Taking the lower steel structure of the crawler truck as the main object of study, the stress characteristics, load distribution and structural strength of the lower steel structure of the crawler truck are analysed and studied in conjunction with three extreme working conditions such as load climbing, traction climbing and one-sided turning of the 320t crawler truck, to obtain the stress distribution and magnitude of the lower steel structure of the crawler truck under each working condition.

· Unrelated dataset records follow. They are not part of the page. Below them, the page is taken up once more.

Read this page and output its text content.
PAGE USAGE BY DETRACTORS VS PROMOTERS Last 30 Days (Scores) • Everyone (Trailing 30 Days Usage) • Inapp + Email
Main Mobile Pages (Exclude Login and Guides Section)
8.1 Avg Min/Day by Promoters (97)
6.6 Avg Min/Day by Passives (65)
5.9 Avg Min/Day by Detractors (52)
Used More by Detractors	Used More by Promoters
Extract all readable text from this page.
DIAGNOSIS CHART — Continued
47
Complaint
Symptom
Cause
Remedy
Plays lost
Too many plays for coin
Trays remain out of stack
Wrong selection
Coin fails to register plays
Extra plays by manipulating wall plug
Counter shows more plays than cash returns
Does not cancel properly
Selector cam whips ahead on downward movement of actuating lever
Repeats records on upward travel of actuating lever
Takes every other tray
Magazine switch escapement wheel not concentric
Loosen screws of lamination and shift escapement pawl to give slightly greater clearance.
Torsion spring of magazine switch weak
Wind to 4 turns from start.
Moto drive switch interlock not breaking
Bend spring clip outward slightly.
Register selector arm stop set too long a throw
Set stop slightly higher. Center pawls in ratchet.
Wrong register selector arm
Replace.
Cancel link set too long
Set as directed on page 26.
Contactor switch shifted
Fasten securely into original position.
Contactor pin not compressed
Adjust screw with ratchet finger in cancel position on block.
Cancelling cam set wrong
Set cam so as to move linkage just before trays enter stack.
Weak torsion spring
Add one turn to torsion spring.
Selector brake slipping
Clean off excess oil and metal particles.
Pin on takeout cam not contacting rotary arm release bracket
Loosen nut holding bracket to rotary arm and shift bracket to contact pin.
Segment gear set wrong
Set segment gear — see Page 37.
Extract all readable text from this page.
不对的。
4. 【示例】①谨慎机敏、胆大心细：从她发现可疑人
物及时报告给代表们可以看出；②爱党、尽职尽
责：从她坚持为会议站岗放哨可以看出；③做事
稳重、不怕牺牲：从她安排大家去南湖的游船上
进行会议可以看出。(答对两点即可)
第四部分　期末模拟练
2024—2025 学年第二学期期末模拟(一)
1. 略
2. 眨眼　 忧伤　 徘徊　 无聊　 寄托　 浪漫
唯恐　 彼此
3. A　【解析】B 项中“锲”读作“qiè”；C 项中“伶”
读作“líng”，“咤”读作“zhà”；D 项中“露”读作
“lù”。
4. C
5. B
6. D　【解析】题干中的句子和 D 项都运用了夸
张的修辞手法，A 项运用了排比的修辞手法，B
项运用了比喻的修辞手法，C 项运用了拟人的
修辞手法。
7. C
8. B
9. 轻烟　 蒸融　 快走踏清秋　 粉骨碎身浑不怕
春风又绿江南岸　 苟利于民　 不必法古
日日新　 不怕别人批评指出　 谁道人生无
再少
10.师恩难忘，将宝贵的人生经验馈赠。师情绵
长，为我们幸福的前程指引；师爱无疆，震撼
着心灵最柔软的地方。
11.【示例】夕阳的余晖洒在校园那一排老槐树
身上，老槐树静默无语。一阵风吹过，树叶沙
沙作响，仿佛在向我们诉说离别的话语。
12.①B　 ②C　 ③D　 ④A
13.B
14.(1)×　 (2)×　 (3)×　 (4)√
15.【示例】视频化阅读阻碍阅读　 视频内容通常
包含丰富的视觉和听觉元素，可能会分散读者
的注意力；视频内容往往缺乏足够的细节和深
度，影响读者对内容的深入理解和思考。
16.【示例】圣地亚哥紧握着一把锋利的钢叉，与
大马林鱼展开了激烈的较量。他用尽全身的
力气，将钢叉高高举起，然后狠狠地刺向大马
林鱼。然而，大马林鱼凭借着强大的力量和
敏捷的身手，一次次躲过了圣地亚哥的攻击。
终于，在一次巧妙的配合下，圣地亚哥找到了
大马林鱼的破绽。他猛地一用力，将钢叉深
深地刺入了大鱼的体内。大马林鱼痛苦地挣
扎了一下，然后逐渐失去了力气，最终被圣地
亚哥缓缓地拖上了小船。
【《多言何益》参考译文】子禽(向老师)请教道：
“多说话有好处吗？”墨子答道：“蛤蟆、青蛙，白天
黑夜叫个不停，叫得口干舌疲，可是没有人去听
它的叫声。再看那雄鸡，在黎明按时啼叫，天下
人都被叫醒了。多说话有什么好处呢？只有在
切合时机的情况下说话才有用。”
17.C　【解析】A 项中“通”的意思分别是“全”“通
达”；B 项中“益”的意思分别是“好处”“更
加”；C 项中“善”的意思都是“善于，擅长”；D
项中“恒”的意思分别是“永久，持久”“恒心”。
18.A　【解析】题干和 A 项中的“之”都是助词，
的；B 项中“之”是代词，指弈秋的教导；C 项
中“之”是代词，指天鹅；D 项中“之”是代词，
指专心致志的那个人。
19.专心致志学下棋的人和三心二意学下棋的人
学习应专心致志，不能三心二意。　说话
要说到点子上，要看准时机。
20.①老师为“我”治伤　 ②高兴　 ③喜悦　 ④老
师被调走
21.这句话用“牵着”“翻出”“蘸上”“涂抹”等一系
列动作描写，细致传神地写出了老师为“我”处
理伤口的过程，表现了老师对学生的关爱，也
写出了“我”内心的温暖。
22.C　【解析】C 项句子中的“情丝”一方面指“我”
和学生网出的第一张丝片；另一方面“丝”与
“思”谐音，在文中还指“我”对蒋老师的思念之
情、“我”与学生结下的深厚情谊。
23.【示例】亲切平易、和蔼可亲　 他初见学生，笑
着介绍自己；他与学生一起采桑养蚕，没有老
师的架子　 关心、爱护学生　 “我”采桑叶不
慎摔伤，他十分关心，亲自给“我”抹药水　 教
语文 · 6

As can be seen from the results of the analysis, the large stress in the load climbing occurs at the pivot point of the lifting hydraulic cylinder on the eccentric side of the base, where the stress concentration is a calculation error and should be ignored; the large stress in the crawler frame occurs at the lower part of the vertical plate connecting the right crawler frame to the base, so the welding process at the welding of the crawler frame to the base has high requirements, and the welding seam should be ultrasonically inspected according to Class I. The large traction climbing stress occurs at the corner transition at the rear of the base where the diagonal tie bars are located, and the quality of the steel plate processing and welding must be fully ensured here. The large stress on the right crawler frame appears at the lower part of the right crawler frame and the base plate, so special attention should be paid to the welding of this part.
The steel structure model is based on a combination of the traditional track structure design with reference to the structure of foreign tracked transporters, and draws on successful foreign design experience. The analysis method and results can provide a reference and basis for analysing the substructure of tracked transporters with different load capacities and other similar equipment.
At the same time, due to the general limitations and costs of heavy non-standard equipment, prototypes cannot be tested like standard equipment, so this cannot be verified with actual data before the equipment is put into use. The next step is to collect actual operating data after the equipment has been put into operation and to use this as a basis for optimising the equipment structure and making it even better.